Speaking of hand to hand combat, if you’re lucky enough to chance upon any of the more battle ready crew members, you could invest in a teleporter, beaming your crew members aboard the enemy ship to take them down from the inside. This adds a completely new dynamic to play and makes the game something altogether different from what you were used to. Hell, you can even play non confrontational and boost the hell out of your shields and engines to make a quick get away whenever you run into trouble.

Graphically, the game is quite simple. You’ll spend nearly all your play time in a top-down cross section view of your ship, and the same of enemy ships when you encounter them. Despite this, the game conveys the action well and while dogfights aren’t exactly dynamic graphically, but you’re not going to care when desperately trying to repair your shields before you’re blown out of space.
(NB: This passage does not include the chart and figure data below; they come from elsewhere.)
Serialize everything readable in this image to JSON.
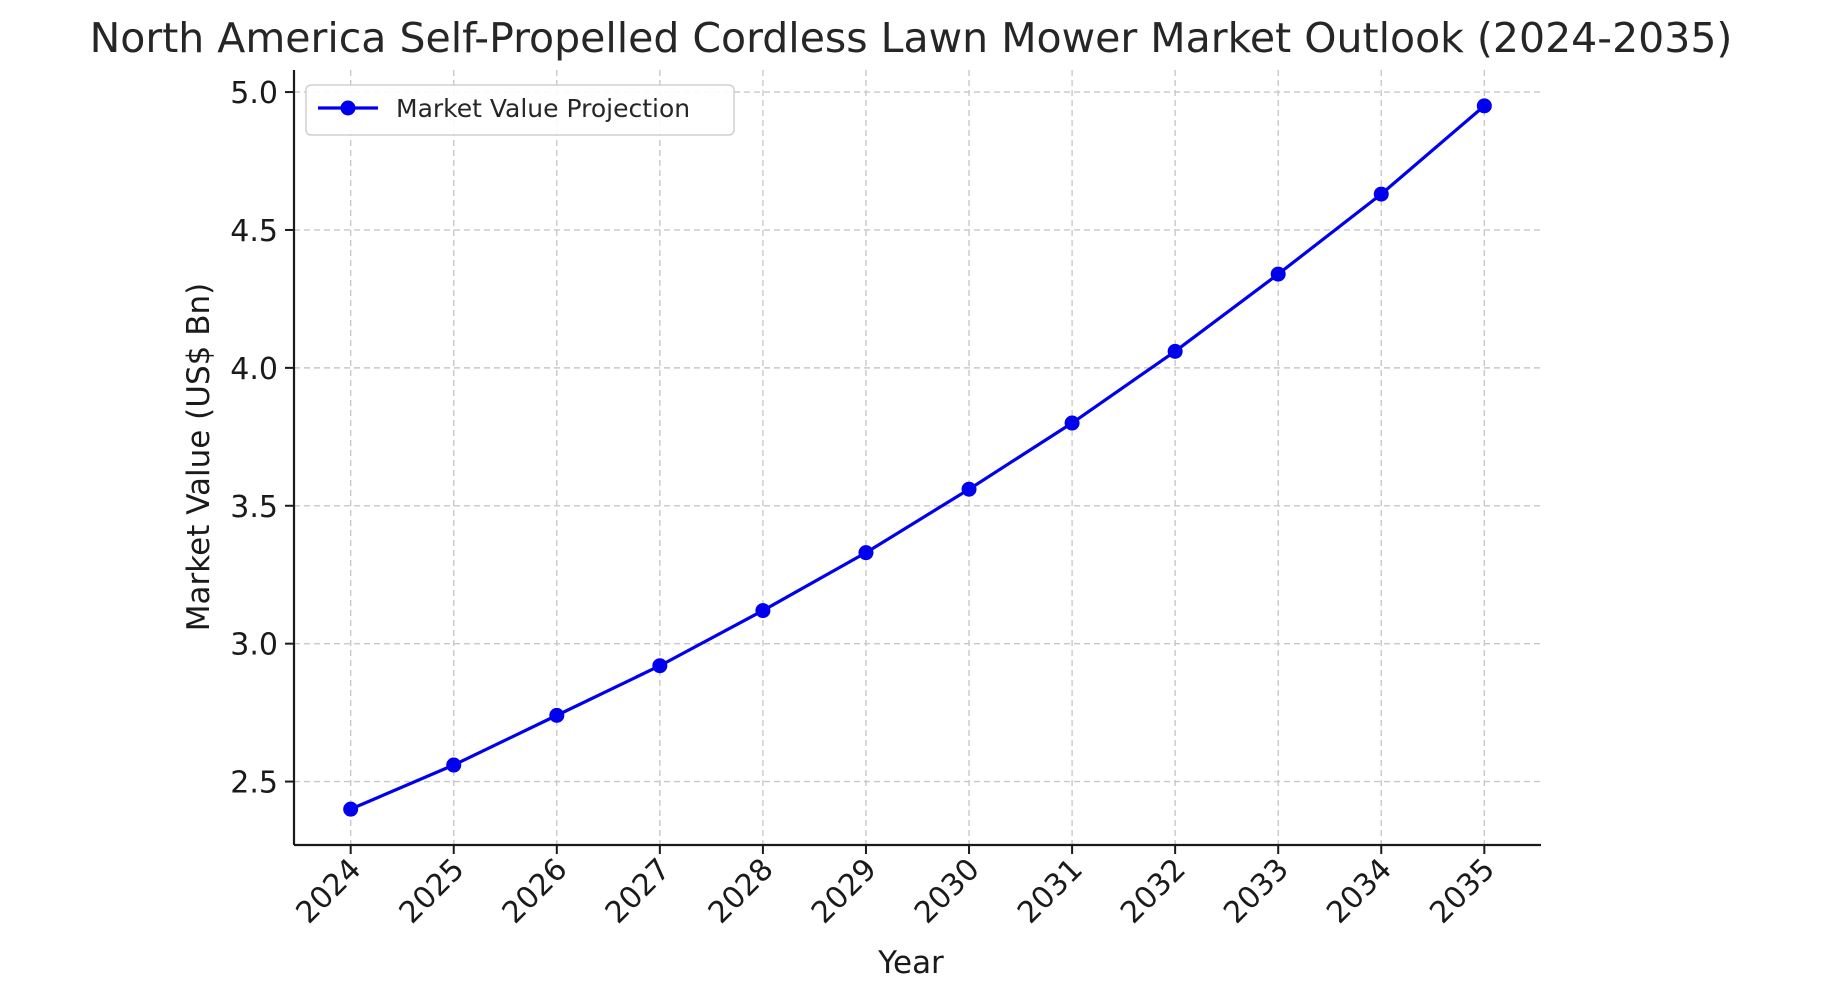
{
  "chart_data": {
    "type": "line",
    "title": "North America Self-Propelled Cordless Lawn Mower Market Outlook (2024-2035)",
    "xlabel": "Year",
    "ylabel": "Market Value (US$ Bn)",
    "x": [
      2024,
      2025,
      2026,
      2027,
      2028,
      2029,
      2030,
      2031,
      2032,
      2033,
      2034,
      2035
    ],
    "series": [
      {
        "name": "Market Value Projection",
        "values": [
          2.4,
          2.56,
          2.74,
          2.92,
          3.12,
          3.33,
          3.56,
          3.8,
          4.06,
          4.34,
          4.63,
          4.95
        ],
        "color": "#0000ee",
        "marker": "circle"
      }
    ],
    "yticks": [
      2.5,
      3.0,
      3.5,
      4.0,
      4.5,
      5.0
    ],
    "ytick_labels": [
      "2.5",
      "3.0",
      "3.5",
      "4.0",
      "4.5",
      "5.0"
    ],
    "xtick_labels": [
      "2024",
      "2025",
      "2026",
      "2027",
      "2028",
      "2029",
      "2030",
      "2031",
      "2032",
      "2033",
      "2034",
      "2035"
    ],
    "ylim": [
      2.27,
      5.08
    ],
    "xlim": [
      2023.45,
      2035.55
    ],
    "grid": true,
    "legend_position": "top-left",
    "xtick_rotation": -45
  }
}
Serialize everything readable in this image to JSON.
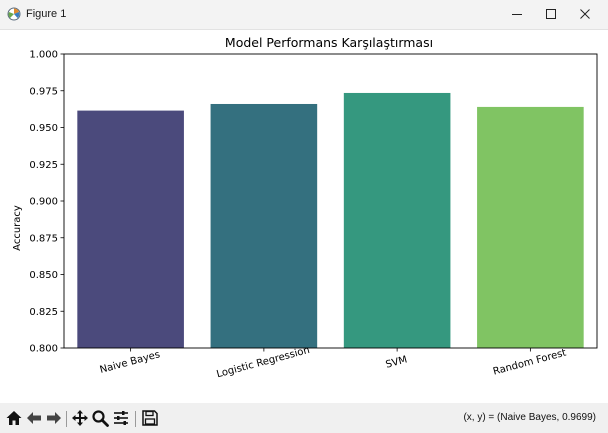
{
  "window": {
    "title": "Figure 1",
    "minimize_glyph": "–",
    "maximize_glyph": "□",
    "close_glyph": "✕"
  },
  "toolbar": {
    "icons": [
      "home-icon",
      "back-icon",
      "forward-icon",
      "pan-icon",
      "zoom-icon",
      "configure-subplots-icon",
      "save-icon"
    ],
    "coords_text": "(x, y) = (Naive Bayes, 0.9699)"
  },
  "chart_data": {
    "type": "bar",
    "title": "Model Performans Karşılaştırması",
    "xlabel": "",
    "ylabel": "Accuracy",
    "categories": [
      "Naive Bayes",
      "Logistic Regression",
      "SVM",
      "Random Forest"
    ],
    "values": [
      0.9615,
      0.966,
      0.9735,
      0.964
    ],
    "colors": [
      "#4b4a7c",
      "#34707f",
      "#35987f",
      "#80c463"
    ],
    "ylim": [
      0.8,
      1.0
    ],
    "yticks": [
      "0.800",
      "0.825",
      "0.850",
      "0.875",
      "0.900",
      "0.925",
      "0.950",
      "0.975",
      "1.000"
    ],
    "grid": false
  }
}
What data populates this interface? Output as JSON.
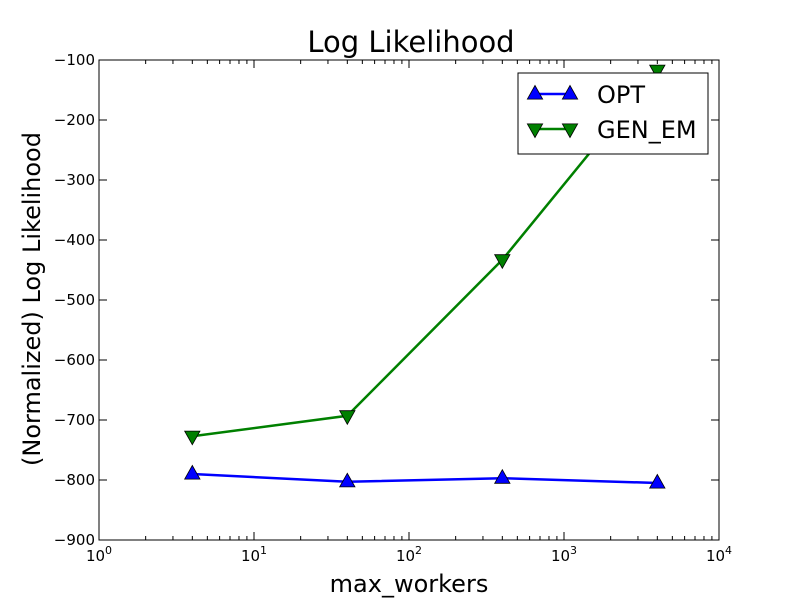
{
  "chart_data": {
    "type": "line",
    "title": "Log Likelihood",
    "xlabel": "max_workers",
    "ylabel": "(Normalized) Log Likelihood",
    "x_scale": "log",
    "xlim": [
      1,
      10000
    ],
    "ylim": [
      -900,
      -100
    ],
    "x_ticks": [
      1,
      10,
      100,
      1000,
      10000
    ],
    "x_tick_labels": [
      {
        "base": "10",
        "exp": "0"
      },
      {
        "base": "10",
        "exp": "1"
      },
      {
        "base": "10",
        "exp": "2"
      },
      {
        "base": "10",
        "exp": "3"
      },
      {
        "base": "10",
        "exp": "4"
      }
    ],
    "y_ticks": [
      -900,
      -800,
      -700,
      -600,
      -500,
      -400,
      -300,
      -200,
      -100
    ],
    "y_tick_labels": [
      "−900",
      "−800",
      "−700",
      "−600",
      "−500",
      "−400",
      "−300",
      "−200",
      "−100"
    ],
    "grid": false,
    "legend_position": "upper-right",
    "series": [
      {
        "name": "OPT",
        "color": "#0000ff",
        "marker": "triangle-up",
        "x": [
          4,
          40,
          400,
          4000
        ],
        "y": [
          -790,
          -803,
          -797,
          -805
        ]
      },
      {
        "name": "GEN_EM",
        "color": "#008000",
        "marker": "triangle-down",
        "x": [
          4,
          40,
          400,
          4000
        ],
        "y": [
          -727,
          -693,
          -433,
          -117
        ]
      }
    ]
  }
}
Traditionally, these types of games are seen with ascii graphics anyway, so be happy with these polished space ant farms.

The game is a lot of fun and if the ‘one more game’ mentality can get its claws into you, hours of your life will vanish before you even realise you’ve grown a wicked beard. As you progress through the game numerous times and do the various side quests you can encounter you can unlock more types of ship with different starting weapons and crew, helping with the game’s last ability or getting you started on a particular strategy you enjoy.

If I had to levy any sort of criticisms on the game I’d say that the music is a bit lacking, half of the time it just blends into the background and I just stopped noticing it. I’s also like to see some kind of endless mode in the game, As the game does have a defined end, I don’t often get to see the potential my ship could reach given more time. The addition of a mode to continue through the galaxy until you get bored would be a lot of fun.

The game is available to download from FTLgame.com for the bargain price of $10, it’s available for both PC and Mac and can be played on any busted ass old machine. If you want to spend somewhere between a few hours and a few centuries on a fairly addictive game I’d really recommend it. It’s a great indie game that shows we don’t need ‘the man’ to help produce our games, we can pay from them all ourselves.